Advocate General Eleanor Sharpston opines that the publication of the 2003 implementing regulation without its Annex is a defective and inadequate publication
She highlights the “fundamental absurdity” in the Commission’s position: If the Commission was obliged under Regulation 2320/2002 to keep the list secret, then publication of the press release was a flagrant violation of that Regulation. If the Commission considered that the list fell outside the secrecy obligation, it ought of course to have been published in the Official Journal. Furthermore, if the basic “guidelines” indicating the kinds of articles that are to be prohibited can be published there is little logic behind not publishing what is presumably, a fleshed-out version of those guidelines. Finally, she considers it to be self-contradictory on the part of the Commission to state, in recitals to subsequent regulations that there is a need to inform the public of the list of prohibited articles and then fail to place such a list in the public domain.
So the Commission will have to publish its list. Dare we say that this is a case of one dangerous racket trying to prevent another dangerous racket?
What’s more, the AG goes even further in her criticism, and suggests the regulation be got rid of altogether as being totally against the Community legal order.
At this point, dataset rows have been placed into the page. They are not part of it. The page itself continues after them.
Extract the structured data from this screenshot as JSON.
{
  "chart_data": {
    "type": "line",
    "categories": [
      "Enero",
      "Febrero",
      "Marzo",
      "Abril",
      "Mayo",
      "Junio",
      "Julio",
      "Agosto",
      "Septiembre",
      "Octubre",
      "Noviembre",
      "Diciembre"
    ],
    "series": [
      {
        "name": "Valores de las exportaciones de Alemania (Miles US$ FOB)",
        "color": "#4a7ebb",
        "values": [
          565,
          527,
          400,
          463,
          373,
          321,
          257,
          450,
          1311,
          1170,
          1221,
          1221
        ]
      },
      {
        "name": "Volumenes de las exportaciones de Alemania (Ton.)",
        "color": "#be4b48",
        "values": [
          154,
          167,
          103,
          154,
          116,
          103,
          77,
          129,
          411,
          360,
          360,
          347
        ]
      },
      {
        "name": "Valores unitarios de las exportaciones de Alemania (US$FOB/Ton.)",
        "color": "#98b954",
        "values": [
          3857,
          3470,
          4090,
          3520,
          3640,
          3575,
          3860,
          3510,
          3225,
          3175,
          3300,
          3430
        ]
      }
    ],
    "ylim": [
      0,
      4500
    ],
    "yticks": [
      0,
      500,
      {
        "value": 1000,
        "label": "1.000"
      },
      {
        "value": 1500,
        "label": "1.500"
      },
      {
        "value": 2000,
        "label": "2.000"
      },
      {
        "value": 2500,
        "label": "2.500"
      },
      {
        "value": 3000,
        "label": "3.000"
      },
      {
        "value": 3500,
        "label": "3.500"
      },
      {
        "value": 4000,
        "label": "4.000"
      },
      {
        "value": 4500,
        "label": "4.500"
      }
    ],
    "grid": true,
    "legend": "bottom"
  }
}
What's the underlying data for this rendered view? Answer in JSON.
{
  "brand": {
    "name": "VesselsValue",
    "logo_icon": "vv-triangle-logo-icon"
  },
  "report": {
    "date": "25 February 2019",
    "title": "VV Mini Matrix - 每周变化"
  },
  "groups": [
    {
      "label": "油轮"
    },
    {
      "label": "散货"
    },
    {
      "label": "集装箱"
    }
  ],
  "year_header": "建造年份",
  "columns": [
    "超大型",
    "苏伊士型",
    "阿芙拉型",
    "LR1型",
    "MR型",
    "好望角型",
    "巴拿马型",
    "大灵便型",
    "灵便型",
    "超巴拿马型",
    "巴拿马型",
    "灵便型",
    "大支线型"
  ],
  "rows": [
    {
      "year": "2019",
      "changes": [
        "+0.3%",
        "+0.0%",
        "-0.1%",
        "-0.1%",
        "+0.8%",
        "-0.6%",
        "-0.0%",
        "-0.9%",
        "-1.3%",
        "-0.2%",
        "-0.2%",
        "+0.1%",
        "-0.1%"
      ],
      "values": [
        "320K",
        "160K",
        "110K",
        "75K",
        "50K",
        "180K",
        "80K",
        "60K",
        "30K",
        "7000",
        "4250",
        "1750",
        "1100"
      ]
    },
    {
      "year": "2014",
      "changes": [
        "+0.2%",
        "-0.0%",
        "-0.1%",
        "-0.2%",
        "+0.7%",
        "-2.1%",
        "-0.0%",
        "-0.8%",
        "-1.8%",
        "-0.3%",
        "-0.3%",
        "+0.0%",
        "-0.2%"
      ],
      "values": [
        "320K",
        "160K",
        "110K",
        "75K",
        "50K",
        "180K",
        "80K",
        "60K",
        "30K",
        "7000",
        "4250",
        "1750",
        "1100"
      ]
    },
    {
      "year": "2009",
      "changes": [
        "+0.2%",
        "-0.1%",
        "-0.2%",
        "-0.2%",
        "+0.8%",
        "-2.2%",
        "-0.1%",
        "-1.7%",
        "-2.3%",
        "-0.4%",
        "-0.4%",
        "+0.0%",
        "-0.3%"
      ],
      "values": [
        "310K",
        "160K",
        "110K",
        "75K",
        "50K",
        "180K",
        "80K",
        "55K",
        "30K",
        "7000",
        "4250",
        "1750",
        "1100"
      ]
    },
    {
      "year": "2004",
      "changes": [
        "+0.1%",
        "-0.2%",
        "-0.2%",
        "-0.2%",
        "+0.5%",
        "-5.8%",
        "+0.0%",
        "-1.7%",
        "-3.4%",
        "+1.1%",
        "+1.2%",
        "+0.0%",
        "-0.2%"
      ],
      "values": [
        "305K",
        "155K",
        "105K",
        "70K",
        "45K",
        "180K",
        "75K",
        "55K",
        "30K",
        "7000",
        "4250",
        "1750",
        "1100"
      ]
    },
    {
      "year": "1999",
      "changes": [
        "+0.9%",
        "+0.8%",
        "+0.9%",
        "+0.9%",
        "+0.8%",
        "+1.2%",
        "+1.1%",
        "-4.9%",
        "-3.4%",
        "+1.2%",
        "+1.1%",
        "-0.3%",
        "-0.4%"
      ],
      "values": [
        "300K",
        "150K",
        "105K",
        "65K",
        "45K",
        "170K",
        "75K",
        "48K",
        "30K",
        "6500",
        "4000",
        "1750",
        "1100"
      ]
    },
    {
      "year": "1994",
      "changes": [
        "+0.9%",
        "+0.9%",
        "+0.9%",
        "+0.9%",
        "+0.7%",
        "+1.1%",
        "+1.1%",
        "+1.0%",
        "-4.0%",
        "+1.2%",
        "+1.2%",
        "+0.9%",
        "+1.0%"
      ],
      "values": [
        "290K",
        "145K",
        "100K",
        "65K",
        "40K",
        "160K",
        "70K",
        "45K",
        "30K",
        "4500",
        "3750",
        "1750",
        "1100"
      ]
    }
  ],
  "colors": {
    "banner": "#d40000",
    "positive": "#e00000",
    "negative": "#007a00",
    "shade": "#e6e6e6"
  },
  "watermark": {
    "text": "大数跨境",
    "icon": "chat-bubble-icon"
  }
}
[T]he Court should go further than declaring the regulation invalid and declare it to be non-existent. She argues that the irregularity that taints the Regulation - persistent and deliberate disregard of the mandatory publication requirement of Article 254 EC in respect of the whole substance of the Regulation - is one whose gravity is so obvious that it cannot be tolerated by the Community legal order. Such a step would make it very clear that non-publication of regulations or parts thereof - all the more so when deliberate - is unacceptable in the legal order of the European Union.